If the provision of section 2(42A) is analyzed with respect to section 49 which deals with cost with reference to certain mode of acquisition, sub-section (1) says where the capital asset became the property of the assessee,

(i)On any distribution of asset on the total or partial partition of the Hindu Undivided family,
(ii)Under a gift or will,
(iii)(a) by succession, inheritance of devolution, or
(b) on any distribution of asset on the dissolution of a firm, body of individual, or other association of person, where such dissolution has taken place at any time before 1st day of April, 1987 or
(c) On any distribution of asset on the liquidation of the company or
(d) Under transfer to a revocable or an irrevocable trust or
(e) Under any such transfer as is referred to in clause (iv) or clause (v) or clause (vi) or clause (via) or clause (viaa) or clause (vica) or clause (vicb) or clause (xiii) or clause (xiiib) or clause (xiv) of section 47
(iv)Such assessee being a Hindu undivided family, by the mode referred to sub-section 2 of section 64 at any time after the 31st day of December, 1969.

The cost of acquisition of the asset shall be deemed to be the cost for which the previous owner of the property acquired it, as increased by the cost of any improvement of the asset incurred or borne by the previous owner or the assessee, as the case may be.

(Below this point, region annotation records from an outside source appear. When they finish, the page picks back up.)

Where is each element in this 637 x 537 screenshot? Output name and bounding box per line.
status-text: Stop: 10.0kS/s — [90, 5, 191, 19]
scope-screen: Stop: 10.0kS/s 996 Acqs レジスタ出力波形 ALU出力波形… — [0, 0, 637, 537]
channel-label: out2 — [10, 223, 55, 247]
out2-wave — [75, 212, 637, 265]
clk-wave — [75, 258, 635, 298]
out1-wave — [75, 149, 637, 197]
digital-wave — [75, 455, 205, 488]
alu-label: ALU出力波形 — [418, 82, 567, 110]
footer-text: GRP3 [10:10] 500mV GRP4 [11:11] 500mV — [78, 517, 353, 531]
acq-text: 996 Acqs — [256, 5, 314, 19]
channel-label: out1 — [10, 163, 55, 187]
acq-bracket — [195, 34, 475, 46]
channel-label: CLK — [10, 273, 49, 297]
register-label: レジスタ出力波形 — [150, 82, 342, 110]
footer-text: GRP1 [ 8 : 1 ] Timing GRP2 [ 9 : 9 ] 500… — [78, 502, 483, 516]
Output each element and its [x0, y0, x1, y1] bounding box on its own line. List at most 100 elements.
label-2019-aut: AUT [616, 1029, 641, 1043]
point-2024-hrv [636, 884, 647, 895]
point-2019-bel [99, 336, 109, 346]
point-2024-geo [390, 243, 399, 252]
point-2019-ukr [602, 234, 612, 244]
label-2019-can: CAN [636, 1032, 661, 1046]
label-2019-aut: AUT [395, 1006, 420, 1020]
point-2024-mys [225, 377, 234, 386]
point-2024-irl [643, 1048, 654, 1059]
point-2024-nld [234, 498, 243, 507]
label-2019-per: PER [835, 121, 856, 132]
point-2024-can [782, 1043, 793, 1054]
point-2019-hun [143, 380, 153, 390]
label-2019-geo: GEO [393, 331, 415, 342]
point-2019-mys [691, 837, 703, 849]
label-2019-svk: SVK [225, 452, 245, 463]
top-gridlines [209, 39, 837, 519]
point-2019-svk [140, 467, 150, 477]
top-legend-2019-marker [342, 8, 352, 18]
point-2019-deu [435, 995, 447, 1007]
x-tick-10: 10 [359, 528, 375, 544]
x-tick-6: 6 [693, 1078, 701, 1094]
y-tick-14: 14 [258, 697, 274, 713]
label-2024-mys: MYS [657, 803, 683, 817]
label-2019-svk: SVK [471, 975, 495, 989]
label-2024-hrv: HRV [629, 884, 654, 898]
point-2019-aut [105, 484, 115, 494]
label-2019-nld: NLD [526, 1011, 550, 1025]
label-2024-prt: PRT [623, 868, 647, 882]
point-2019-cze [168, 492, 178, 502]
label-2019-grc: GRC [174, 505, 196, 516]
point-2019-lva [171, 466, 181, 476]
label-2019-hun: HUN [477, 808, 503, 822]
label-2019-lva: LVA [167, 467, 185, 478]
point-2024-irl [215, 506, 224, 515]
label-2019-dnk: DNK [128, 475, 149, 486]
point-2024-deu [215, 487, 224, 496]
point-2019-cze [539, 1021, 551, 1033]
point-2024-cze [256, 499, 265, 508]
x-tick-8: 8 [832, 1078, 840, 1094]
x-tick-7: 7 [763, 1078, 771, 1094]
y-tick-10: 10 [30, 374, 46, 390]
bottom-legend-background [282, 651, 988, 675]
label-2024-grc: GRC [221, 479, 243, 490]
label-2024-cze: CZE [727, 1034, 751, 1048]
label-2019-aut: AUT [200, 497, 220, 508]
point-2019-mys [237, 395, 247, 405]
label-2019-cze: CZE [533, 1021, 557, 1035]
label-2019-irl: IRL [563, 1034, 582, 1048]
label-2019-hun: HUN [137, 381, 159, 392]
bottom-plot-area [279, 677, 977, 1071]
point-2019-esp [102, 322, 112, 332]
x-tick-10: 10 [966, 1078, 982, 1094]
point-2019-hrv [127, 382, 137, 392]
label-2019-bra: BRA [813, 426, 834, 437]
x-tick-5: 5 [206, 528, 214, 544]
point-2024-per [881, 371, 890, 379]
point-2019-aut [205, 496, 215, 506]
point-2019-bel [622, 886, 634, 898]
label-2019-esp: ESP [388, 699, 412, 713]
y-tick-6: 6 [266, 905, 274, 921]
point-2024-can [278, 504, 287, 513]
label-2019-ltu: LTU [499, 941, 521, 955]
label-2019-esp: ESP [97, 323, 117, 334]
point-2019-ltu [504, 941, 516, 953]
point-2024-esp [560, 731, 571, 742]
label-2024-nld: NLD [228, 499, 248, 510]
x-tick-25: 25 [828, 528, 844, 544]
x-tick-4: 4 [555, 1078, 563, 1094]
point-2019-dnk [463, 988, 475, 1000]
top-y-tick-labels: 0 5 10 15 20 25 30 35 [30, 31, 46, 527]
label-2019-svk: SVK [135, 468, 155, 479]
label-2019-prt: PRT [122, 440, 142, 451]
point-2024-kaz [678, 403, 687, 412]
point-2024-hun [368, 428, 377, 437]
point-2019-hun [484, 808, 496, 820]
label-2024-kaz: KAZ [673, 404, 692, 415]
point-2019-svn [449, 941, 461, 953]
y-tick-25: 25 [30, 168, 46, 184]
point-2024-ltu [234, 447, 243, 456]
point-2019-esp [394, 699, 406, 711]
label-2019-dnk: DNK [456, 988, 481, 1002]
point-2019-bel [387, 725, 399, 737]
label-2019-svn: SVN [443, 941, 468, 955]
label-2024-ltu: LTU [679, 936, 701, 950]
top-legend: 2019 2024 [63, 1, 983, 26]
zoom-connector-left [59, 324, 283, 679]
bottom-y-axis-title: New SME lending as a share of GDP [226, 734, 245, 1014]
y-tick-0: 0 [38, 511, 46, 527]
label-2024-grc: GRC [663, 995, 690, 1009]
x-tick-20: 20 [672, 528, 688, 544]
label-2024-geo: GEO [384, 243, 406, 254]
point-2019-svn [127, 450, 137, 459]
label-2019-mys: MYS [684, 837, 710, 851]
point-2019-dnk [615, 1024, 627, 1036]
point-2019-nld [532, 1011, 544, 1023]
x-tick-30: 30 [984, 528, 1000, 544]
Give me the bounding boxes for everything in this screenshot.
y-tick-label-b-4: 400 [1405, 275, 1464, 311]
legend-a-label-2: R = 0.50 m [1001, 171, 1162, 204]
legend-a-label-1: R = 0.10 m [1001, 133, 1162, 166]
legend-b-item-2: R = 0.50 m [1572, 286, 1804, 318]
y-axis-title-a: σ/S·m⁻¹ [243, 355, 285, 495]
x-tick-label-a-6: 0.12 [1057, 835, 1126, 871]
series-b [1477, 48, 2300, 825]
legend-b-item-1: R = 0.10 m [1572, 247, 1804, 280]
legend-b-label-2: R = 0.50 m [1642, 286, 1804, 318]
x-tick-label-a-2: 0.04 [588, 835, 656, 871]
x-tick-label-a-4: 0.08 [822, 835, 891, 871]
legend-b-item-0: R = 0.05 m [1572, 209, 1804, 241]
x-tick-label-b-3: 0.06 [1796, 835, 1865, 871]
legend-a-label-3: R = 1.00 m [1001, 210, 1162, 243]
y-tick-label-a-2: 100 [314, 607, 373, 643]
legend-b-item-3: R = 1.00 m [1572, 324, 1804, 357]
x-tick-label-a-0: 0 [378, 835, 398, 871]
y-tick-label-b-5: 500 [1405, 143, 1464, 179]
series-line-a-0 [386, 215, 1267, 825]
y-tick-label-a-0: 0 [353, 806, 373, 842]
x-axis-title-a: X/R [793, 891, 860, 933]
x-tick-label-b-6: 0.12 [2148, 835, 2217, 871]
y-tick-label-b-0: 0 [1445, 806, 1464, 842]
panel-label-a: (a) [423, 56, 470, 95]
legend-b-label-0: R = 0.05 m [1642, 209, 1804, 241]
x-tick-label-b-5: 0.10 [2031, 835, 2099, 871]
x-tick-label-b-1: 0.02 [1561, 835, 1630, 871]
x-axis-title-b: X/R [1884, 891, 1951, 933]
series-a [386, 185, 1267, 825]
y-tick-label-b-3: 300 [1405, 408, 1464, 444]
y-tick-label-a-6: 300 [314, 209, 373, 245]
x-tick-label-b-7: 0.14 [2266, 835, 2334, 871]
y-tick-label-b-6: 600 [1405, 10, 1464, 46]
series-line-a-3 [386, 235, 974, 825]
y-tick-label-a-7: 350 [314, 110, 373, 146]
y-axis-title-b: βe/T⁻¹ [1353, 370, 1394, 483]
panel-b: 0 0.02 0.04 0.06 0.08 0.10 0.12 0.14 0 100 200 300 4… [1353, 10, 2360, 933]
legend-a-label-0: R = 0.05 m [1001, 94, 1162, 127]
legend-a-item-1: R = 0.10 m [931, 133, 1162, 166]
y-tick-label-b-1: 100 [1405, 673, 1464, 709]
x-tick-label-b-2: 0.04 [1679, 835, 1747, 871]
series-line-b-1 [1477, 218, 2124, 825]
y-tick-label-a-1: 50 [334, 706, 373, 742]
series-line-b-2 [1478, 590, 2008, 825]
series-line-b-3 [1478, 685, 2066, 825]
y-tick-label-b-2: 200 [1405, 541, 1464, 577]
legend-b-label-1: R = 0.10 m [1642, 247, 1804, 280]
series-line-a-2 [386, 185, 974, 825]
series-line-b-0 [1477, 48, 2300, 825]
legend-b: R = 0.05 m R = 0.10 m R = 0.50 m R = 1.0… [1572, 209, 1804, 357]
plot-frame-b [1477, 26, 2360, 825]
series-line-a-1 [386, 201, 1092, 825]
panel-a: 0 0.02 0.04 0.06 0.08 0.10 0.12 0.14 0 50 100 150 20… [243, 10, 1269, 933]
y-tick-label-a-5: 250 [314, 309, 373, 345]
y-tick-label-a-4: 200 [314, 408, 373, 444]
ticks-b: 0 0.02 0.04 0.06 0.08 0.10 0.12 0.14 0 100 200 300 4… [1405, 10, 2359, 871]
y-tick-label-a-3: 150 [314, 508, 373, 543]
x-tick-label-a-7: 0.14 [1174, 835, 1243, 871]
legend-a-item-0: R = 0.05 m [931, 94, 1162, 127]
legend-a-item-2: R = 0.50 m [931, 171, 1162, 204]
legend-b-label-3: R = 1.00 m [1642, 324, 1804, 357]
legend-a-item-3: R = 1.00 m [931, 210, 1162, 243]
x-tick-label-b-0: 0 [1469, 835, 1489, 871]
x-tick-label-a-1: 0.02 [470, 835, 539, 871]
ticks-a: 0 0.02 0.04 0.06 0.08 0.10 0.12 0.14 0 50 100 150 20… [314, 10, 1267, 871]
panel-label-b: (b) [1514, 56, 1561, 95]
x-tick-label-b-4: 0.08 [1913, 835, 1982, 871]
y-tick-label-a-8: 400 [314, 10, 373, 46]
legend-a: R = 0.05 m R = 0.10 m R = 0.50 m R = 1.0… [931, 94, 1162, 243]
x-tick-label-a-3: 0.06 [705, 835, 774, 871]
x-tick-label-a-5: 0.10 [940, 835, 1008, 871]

It has been further clarified by way of explanation, the expression ‘previous owner of the property’ in relation to any capital asset owned by the assessee means the last previous owner of the capital asset, who acquired it by a mode of acquisition other than that referred to in clause (i) or clause (ii) or clause (iii) or clause (iv) of this sub-section. Thus, capital gain tax is to be computed by taking into consideration the provisions of section 49(1)(iii)(e), i.e. taking the cost of acquisition of the asset in question to be the cost of acquisition in the hands of the previous owner. The flat in question was inherited by the assessee from his grandmother and the assessee obtained the affidavit cum declaration in August 2006 and thereafter the society carried out the transfer in the name of the assessee. In fact, the assessee did not inherit the property directly from her grandmother but from sons and daughters of grandmother. Even as per the provision of the Act, it is the cost of the “previous owner” which has to be reckoned, thus, in view of section 2(45A) of the Act r.w. Explanation-1 and the circumstances mentioned in section 49(1) of the Act, the cost of acquisition of the asset shall be deemed to be the cost for which the previous owner of the property acquired it as increased by the cost of any improvement of the asset incurred or borne by the assessee, as the case may be. The two sons/daughters who in turn gifted the property to the assessee on 08/08/2006, thus, this is the relevant date with respect to the term previous owner. The assessee sold the property on 27/09/2008 before the period of 36 months, thus, the capital gain arising there from cannot be said to be long term capital gains and is certainly a short term capital gain as the sale was effected almost within a period of 2 years. In this case, the “previous owners” are sons and daughters of Smt. Kantaben Shah (grandmother) and from whom the property came to the assessee. The property directly did not come to the possession of the assessee from the grandmother, therefore, the stand of the ld. Commissioner of Income Tax (Appeals) is affirmed.

Finally, the appeal of the assessee is dismissed.